After the islands came under Japanese control in 1919, they became a point of conflict until the United States and Japan reached an agreement (1921) on the use of cable installations. Yap was a Japanese air and naval base during World War II. It became part of the United Nations Trust Territory of the Pacific Islands in 1947 and part of the newly formed Federated States of Micronesia in 1986. From the 17th century until 1899, Yap was a Spanish colony within the Captaincy General of the Philippines of Spanish India. The Spanish used Yap Island as a prison for those captured during the Philippine Revolution. [16]: 204–212 After the defeat by the United States in 1898 and the subsequent loss of the Philippines, Spain sold these islands and its other smaller Pacific possessions to Germany. Yap was an island of villages that were at war with each other. After each war, the strongest village ruled over the weakest village. As a result, a sophisticated caste system developed. Other high villages in Gagil Municipality such as Gachpar and Wanyan had a very strong influence on the outer islands of Yap, which became known as the Yapese Empire. The German trading post brought little change to Yap. The trading post also had little success, as they failed to convince the Yapese to produce large quantities of dried copra.

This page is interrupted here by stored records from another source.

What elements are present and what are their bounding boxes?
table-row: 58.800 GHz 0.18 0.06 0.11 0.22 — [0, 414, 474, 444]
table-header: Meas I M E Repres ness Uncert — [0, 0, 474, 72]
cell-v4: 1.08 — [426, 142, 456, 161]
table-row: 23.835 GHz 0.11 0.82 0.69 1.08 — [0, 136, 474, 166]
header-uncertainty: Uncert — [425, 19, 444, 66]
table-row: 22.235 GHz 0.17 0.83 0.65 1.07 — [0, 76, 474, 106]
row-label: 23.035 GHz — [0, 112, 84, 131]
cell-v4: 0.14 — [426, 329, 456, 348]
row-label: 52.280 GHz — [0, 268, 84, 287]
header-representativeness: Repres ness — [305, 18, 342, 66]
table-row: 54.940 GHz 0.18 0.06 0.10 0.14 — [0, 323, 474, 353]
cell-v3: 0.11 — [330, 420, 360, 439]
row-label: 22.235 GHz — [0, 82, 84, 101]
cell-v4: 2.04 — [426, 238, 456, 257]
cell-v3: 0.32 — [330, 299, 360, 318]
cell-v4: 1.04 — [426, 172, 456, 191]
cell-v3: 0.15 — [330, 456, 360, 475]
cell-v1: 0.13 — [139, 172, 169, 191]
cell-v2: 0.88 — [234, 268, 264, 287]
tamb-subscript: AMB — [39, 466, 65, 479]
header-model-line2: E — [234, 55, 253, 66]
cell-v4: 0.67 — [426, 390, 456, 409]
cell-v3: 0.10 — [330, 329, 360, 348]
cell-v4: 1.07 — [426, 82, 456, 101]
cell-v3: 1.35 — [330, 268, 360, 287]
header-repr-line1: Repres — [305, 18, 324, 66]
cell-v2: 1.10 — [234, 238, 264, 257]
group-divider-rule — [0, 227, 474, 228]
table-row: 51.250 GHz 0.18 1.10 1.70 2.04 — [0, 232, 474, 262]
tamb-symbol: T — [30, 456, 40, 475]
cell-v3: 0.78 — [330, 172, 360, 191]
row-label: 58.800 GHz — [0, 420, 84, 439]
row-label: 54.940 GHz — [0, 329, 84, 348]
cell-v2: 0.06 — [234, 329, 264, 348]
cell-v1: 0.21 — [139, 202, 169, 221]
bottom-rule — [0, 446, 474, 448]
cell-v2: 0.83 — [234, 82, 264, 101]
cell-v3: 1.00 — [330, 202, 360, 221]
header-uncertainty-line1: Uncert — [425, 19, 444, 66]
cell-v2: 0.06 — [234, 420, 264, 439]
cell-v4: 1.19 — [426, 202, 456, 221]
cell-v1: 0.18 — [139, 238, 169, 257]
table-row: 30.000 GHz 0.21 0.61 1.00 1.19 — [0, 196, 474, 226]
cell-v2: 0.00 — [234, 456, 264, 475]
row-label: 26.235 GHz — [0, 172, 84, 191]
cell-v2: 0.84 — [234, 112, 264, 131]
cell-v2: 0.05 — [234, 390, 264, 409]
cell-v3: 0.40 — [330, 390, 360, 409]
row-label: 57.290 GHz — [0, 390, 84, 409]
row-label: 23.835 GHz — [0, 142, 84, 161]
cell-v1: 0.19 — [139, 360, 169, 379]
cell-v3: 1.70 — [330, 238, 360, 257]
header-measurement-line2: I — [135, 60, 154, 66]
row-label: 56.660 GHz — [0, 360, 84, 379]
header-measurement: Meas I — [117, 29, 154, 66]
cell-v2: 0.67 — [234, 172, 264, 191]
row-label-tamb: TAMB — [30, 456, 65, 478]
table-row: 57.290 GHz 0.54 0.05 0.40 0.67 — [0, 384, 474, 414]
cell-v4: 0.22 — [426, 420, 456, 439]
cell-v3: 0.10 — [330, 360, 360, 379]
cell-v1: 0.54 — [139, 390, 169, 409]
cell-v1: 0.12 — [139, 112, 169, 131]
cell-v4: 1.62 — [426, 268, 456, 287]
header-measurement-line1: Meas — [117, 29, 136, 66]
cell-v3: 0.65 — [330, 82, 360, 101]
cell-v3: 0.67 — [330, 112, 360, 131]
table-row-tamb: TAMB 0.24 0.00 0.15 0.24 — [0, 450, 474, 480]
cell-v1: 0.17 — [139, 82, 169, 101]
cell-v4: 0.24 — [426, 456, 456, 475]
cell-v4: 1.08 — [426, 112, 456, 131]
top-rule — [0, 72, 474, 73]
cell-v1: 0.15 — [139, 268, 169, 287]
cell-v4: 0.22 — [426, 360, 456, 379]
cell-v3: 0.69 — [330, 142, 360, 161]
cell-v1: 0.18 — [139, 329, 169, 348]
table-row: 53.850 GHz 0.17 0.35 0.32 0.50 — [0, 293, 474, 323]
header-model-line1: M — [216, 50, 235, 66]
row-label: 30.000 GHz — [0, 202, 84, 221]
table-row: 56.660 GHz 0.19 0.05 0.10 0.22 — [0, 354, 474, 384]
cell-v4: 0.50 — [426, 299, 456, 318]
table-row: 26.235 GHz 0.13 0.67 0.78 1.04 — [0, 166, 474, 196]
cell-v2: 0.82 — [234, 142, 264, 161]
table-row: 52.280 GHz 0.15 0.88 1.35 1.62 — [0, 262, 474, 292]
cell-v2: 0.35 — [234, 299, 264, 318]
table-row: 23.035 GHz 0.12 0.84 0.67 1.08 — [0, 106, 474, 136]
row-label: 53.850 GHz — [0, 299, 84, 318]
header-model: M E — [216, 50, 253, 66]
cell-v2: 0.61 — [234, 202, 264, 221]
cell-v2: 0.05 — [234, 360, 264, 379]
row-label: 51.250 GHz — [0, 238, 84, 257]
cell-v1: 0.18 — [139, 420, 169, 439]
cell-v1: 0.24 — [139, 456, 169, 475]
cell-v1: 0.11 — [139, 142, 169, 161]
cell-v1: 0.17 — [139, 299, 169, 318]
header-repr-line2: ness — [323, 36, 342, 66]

This was left to a shipwrecked American sailor, David Dean O`Keefe, to develop the copra trade and perhaps bring about most of the changes in Yap`s way of life. Yap, the largest island, has a central chain of hills that rises to Taabiywol, 568 feet (173 meters), and is densely forested. Temperatures are fairly constant throughout the year. The average monthly temperature is about 80 °F (28 °C) and the average annual precipitation is about 3,000 mm (120 inches). Colonia, the capital of Yap State, is located on the east coast of Yap Island. The Yapese and the nearby island of Yapese were among the most famous sailors in the Pacific. Yapese sailors traveled phenomenal distances in outrigger canoes, without the aid of a compass, navigating the stars and patterns of ocean waves using Micronesian and Polynesian navigation techniques. During the pre-colonial period, the people of Yap established an island kingdom and domination over the present-day neighboring islands of Yap State. From the 19th century, Yap was successively colonized by the Spanish, Germans and Japanese. The “faluw” is the “house of men”; Such buildings were built on the coast with easy access to the sea. Before the First World War, women were kidnapped and taken to Faluw. Today, this practice no longer takes place.

Women considered it an honor to be selected for the Faluw because only the most beautiful women were brought there. One of these women was called the “mispil” (resident woman) of Faluw. As the island`s culture became increasingly influenced by the rest of the world`s views on prostitution, this practice came to an end. [9] Yap Islands, formerly Guap, West Carolina Islands, Federated States of Micronesia. The archipelago includes the islands of Gagil-Tamil, Maap, Rumung and Yap (also called Rull, Uap or Yapa) in a coral reef. Raising the German flag1885 The Spanish-German quarrel reaches its peak. On August 21, two Spanish ships arrived with a governor, two priests, soldiers, condemned laborers, horses, water buffalo, cattle and stones for a governor`s house and a mission. Four days later, the German gunboat Litis dropped anchor and a small group rushed ashore to hoist a German flag and claim the island – just before the official colonization ceremony the Spanish were planning.

And like many companies, the people at Yap took what they had, what was pretty – their version of gold – and decided it was money. 1902 The Germans choose a boy from each municipality to train as a military doctor and create municipal medical posts.